The rainy blog: Shoot Anton.
Love is rain
Tuesday, December 04, 2007
Shoot Anton.

There was a pistol on the wall.

Mus thought about his journey through Greece, 25 years ago, and stopped mid-sentence as he stared down at his coffee. He had just finished telling her about the rocks in his head. Those rocks of Arabic, Greek, English, Finnish that grinded through his mind painfully.

But yes, Greece – when he had arrived as a refugee from Syria so long ago, speaking a kind of pidgin English, with no choice but to communicate. He had learned to listen, and that’s when those rocks started entering his head. Greek, English, and whenever he could Arabic. Cutting through his brain and reopening the wounds just as they were healing, slow rounds of sharp rocks, grinding, grinding.

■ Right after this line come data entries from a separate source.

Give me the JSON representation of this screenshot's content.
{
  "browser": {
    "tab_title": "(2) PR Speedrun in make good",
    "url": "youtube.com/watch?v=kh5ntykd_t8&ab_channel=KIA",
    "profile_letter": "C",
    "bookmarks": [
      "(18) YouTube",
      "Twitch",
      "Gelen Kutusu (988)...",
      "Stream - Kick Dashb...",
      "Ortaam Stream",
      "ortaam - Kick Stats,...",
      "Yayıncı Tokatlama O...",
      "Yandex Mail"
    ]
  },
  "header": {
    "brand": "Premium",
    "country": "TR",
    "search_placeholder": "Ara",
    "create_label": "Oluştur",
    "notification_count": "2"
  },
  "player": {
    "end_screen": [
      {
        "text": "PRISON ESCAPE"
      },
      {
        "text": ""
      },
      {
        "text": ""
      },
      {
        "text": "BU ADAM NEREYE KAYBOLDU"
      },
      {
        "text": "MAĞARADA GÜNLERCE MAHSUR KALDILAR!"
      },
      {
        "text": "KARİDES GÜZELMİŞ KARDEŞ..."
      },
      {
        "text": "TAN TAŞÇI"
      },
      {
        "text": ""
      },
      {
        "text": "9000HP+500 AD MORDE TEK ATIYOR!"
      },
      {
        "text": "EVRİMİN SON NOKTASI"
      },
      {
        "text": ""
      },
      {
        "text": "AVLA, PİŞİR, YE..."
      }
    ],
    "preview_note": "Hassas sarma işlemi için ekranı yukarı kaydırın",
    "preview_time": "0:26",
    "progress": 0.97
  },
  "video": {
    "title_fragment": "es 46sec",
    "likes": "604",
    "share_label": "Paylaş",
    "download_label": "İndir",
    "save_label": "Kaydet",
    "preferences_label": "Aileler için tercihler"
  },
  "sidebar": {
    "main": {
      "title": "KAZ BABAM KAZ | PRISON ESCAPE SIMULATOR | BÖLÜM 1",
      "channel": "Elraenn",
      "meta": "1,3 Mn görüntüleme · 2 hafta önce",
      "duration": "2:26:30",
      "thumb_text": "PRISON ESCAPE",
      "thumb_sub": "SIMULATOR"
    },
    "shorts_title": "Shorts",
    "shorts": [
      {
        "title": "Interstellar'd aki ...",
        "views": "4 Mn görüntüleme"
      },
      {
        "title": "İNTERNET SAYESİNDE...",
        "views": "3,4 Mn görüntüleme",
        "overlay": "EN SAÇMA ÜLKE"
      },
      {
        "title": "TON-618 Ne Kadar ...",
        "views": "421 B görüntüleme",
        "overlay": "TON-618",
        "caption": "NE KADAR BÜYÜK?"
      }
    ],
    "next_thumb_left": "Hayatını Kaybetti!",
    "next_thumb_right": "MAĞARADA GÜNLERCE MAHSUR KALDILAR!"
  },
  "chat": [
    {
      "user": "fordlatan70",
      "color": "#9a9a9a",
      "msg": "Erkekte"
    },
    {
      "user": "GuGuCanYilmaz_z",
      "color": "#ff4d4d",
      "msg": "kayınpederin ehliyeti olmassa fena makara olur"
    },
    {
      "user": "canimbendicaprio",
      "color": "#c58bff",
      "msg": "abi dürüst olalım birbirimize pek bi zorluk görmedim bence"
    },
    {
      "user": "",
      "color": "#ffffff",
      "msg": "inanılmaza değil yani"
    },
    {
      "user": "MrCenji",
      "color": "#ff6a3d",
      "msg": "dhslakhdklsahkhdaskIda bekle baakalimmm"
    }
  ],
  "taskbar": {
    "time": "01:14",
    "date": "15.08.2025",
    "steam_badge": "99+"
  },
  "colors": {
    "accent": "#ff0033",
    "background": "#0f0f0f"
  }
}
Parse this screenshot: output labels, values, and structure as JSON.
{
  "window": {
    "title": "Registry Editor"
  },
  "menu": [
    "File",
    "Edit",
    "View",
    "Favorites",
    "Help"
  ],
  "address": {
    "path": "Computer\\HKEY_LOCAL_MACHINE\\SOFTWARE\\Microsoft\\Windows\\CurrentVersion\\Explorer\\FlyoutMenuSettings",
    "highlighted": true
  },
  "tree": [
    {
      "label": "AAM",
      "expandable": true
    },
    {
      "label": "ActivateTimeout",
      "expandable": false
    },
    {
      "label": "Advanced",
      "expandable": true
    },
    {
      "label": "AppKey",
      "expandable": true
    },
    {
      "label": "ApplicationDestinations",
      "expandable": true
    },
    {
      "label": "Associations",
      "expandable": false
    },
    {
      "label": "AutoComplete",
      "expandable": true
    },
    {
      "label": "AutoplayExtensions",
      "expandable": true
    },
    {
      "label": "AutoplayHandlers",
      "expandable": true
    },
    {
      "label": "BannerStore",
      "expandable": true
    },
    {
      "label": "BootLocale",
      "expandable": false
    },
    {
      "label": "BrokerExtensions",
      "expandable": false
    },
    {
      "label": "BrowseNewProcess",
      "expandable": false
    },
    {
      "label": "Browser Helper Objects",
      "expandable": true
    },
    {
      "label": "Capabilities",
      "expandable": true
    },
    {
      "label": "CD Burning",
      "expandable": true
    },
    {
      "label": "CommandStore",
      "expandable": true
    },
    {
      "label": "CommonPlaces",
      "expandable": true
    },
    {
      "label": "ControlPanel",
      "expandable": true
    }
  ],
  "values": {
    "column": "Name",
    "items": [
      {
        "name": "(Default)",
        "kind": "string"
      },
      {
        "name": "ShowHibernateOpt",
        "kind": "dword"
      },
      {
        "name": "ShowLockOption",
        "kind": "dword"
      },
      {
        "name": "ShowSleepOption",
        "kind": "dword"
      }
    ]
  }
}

Greece, finally getting those words out. Finally able to say a few lines, to express some of what he felt, to write down a few rhymes, and most importantly, finally allowing those rocks to become pebbles, only kneading and prodding, but never cutting. But unable to stay there for long. And at the end of the rocky, paper littered tunnel, Finland. And how the rocks there cut, and were covered with ice.

She looked at him sympathetically as he told her about the rocks. Yes, it seemed that she could imagine the rocks in his head as he counted them on to the table – 1, 2, 3, 4, 5 … mixed with the tears. Why could he so easily cry in front of this young girl who said nothing to him, but simply listened patiently to his broken Finnish?

There was still a pistol on the wall.

The rocks. The rocks were worth it. They were worth the pain, and they were worth the tooth-gnashing grinding as the synapses in his brain were formed and broken and healed over again. Each day Mus let them surface for a few minutes, and make a few cuts, but today…

- Are you sure you don’t want to use a tissue?

She held out a yellow napkin to him. The rocks were worth it. At the end, he felt how great it was to be able to say, with sincerity, a simple ‘hello’. And to know that at the end, he could still look with dignity at this girl across the table and say:

- Chekhov is wrong. I don’t have to use the pistol.